Despite having plenty of cash on their balance sheets, public tech companies' success at scooping up late-stage startups has been relatively rare in recent years. That's not for lack of interest.

Many corporations have long had a wish list of private companies to buy, but—disciplined by nature and beholden to their shareholders—they couldn't match the public markets or enthusiastic private investors when it came to the price they were willing to pay.

What's more, if a startup was open to selling, corporations were outbid by private equity buyers so often that they barely participated in sale auctions in the latter half of 2020 and 2021, according to a software investment banker.

But now, with the climbing cost of debt financing, PE firms are pumping the brakes on their buyout activity.

This environment provides an opening for corporates to start exploring potential acquisitions. Indeed, there is an increase in interest from strategic acquirers, the banker said.
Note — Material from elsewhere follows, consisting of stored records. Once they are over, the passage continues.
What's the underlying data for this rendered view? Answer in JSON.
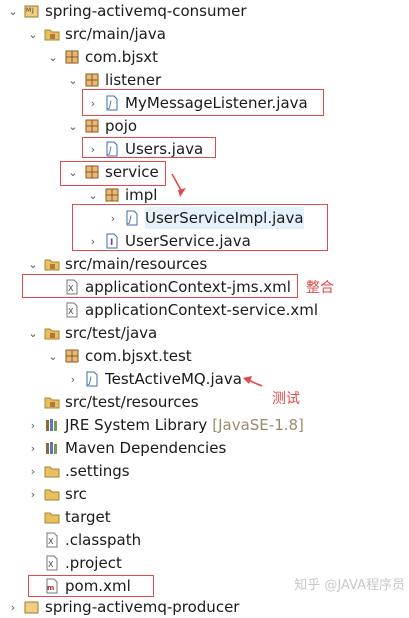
{
  "tree": [
    {
      "label": "spring-activemq-consumer",
      "icon": "maven-project-icon",
      "expanded": true
    },
    {
      "label": "src/main/java",
      "icon": "source-folder-icon",
      "expanded": true
    },
    {
      "label": "com.bjsxt",
      "icon": "package-icon",
      "expanded": true
    },
    {
      "label": "listener",
      "icon": "package-icon",
      "expanded": true
    },
    {
      "label": "MyMessageListener.java",
      "icon": "java-file-icon",
      "expanded": false
    },
    {
      "label": "pojo",
      "icon": "package-icon",
      "expanded": true
    },
    {
      "label": "Users.java",
      "icon": "java-file-icon",
      "expanded": false
    },
    {
      "label": "service",
      "icon": "package-icon",
      "expanded": true
    },
    {
      "label": "impl",
      "icon": "package-icon",
      "expanded": true
    },
    {
      "label": "UserServiceImpl.java",
      "icon": "java-file-icon",
      "expanded": false
    },
    {
      "label": "UserService.java",
      "icon": "java-interface-icon",
      "expanded": false
    },
    {
      "label": "src/main/resources",
      "icon": "source-folder-icon",
      "expanded": true
    },
    {
      "label": "applicationContext-jms.xml",
      "icon": "xml-file-icon"
    },
    {
      "label": "applicationContext-service.xml",
      "icon": "xml-file-icon"
    },
    {
      "label": "src/test/java",
      "icon": "source-folder-icon",
      "expanded": true
    },
    {
      "label": "com.bjsxt.test",
      "icon": "package-icon",
      "expanded": true
    },
    {
      "label": "TestActiveMQ.java",
      "icon": "java-file-icon",
      "expanded": false
    },
    {
      "label": "src/test/resources",
      "icon": "source-folder-icon"
    },
    {
      "label": "JRE System Library",
      "suffix": "[JavaSE-1.8]",
      "icon": "library-icon",
      "expanded": false
    },
    {
      "label": "Maven Dependencies",
      "icon": "library-icon",
      "expanded": false
    },
    {
      "label": ".settings",
      "icon": "folder-icon",
      "expanded": false
    },
    {
      "label": "src",
      "icon": "folder-icon",
      "expanded": false
    },
    {
      "label": "target",
      "icon": "folder-icon"
    },
    {
      "label": ".classpath",
      "icon": "xml-file-icon"
    },
    {
      "label": ".project",
      "icon": "xml-file-icon"
    },
    {
      "label": "pom.xml",
      "icon": "pom-file-icon"
    },
    {
      "label": "spring-activemq-producer",
      "icon": "maven-project-icon"
    }
  ],
  "annotations": {
    "integrate_note": "整合",
    "test_note": "测试"
  },
  "watermark": "知乎 @JAVA程序员",
  "colors": {
    "annotation_red": "#e24a4a",
    "selection": "#e6f2fb",
    "package_brown": "#b0793a",
    "java_blue": "#3b6ea8",
    "folder_yellow": "#e8c060"
  }
}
But whether the initial overtures result in deals is still very much uncertain. The price disconnect between what buyers would pay and what sellers would accept seemed to be narrowing at the end of the summer.

Since then, the Federal Reserve has doubled down on an aggressive interest rate hike plan, sending the stock market lower. As a result, about a dozen potential M&A deals have been put on hold, according to the banker.

That context, of course, makes Figma's record-setting acquisition an even greater outlier.

Unlike Adobe, which paid top dollar to take over what many called an existential threat to its core business, most corporates in this environment would only be willing to purchase venture-backed companies at a discount to their last valuation. While VCs have been advising their weakest portfolio companies to look for a home at a larger business if they don't want to go belly up, most other startups are hoping their cash runway will buy them enough time to catch up to their last price.

The gap in valuation expectations is holding back M&A activity. So far in Q3, 173 acquisitions of VC-backed companies were announced or closed, on track to be the lowest quarterly deal count since 2015, according to PitchBook data.

This week, SPAC magnate Chamath Palihapitiya opted to unwind two blank-check vehicles, citing the mismatch of pricing expectations between buyers and sellers as a primary reason. "It's hard to find good risk/reward in tech right now, because there's been no broad-based agreement among private tech companies to re-mark assets," he told Axios.

For now, 2021 valuations are still fresh in people's minds. But the economy will suffer as a result of tight monetary policy, leading to a slowdown in growth rates. Under those circumstances, startups will be hard-pressed to hang on to last year's valuations.

Bankers and venture capitalists are predicting that significant M&A deals will start taking place next year, but how many sizable transactions materialize depends largely on the state of the public markets. The longer the IPO window stays closed, the more likely it is that large startups would be open to being bought.

While it may take years to evaluate whether Adobe overpaid for Figma, other corporations may soon have a chance to pick up their favorite startups at more reasonable price tags. For their part, startups would do well to accept the market reality that 2021's prices are not coming back anytime soon and consider striking a deal before the full impact of fiscal tightening becomes evident.